過了一會兒,晉軍的隊伍逐漸分到兩邊,司馬昀騎著馬走了出來。
“之遙,你……”
“我夫人和晃兒是不是已經死了?”
“沒有。”
“可沮渠孤牧告訴我,皇上已經下旨把他們都處死了。”
“他在騙你。”司馬昀異常冷靜。
“皇上說的是真的嗎?”
“是。”
陳遠看向寧長,“促之,皇上說的是真的嗎?”
寧長看看司馬昀又看看陳遠,“大哥……你知道,這段時間我一直在桓州。我……我真的不知道。”
陳遠盯住司馬昀的眼睛,“皇上沒有騙我?”
“沒有。”
陳遠點點頭,“那就好。”然後他一扽韁繩,轉身走了。
回到涼軍陣前,陳遠又低頭想了一會兒之後,猛一抬頭,“收兵。”然後就騎著馬往回走。
陣裏的人麵麵相覷,最後都去看烏維權興。烏維權興往遠處看了看還站在那兒司馬昀,說:“聽左大都尉的。”

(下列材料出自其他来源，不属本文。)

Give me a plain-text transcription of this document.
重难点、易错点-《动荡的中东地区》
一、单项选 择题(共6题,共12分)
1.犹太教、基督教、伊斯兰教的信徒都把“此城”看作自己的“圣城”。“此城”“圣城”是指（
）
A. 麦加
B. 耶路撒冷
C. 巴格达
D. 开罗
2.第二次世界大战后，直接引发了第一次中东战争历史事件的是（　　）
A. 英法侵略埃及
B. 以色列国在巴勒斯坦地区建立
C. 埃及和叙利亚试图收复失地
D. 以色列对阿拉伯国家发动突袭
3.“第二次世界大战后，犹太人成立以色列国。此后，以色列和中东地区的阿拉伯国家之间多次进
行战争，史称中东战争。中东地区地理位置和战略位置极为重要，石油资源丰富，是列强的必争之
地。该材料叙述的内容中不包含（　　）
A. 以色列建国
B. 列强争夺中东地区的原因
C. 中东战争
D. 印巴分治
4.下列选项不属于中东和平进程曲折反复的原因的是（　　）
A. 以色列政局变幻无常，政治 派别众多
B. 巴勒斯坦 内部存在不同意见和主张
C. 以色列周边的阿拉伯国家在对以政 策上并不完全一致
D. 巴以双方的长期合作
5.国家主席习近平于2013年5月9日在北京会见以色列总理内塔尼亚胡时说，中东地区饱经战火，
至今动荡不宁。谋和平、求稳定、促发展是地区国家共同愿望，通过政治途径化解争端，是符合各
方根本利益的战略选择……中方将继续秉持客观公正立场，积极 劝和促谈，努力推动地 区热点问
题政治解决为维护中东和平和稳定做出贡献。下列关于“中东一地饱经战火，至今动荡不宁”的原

陳遠一回到軍帳裏,就開始在地上一圈兒一圈兒地走。他想相信司馬昀,希望渠孤牧是在騙他。可他很了解司馬昀,那是個為了自己的真理什麼都幹得出來的皇帝。
這樣,陳遠又焦躁地折騰了一天,到了晚上,他突然覺得餓,這才發現自己已經一天水米未進,剛想叫人去拿吃的,周慶進來了。
“大哥,有個人說要見你。”
“誰?”
“吉兒。”
“吉兒?”
陳遠想:難道是皇上派他來傳什麼話的嗎?於是陳遠坐下來,穩定了一下自己的情緒,“讓他進來。”
吉兒來到陳遠麵前。陳遠見他灰頭土臉的,好像跑了很遠的路。
“是皇上派你來的?”
“不是。我有一樣東西要交給陳將軍。”
晉軍大營。
司馬昀坐在帳中,正在想:沮渠孤牧那樣說當然是想之遙跟朕徹底反目,可他一定是得到了什麼消息。難道朝中有人跟東涼有通?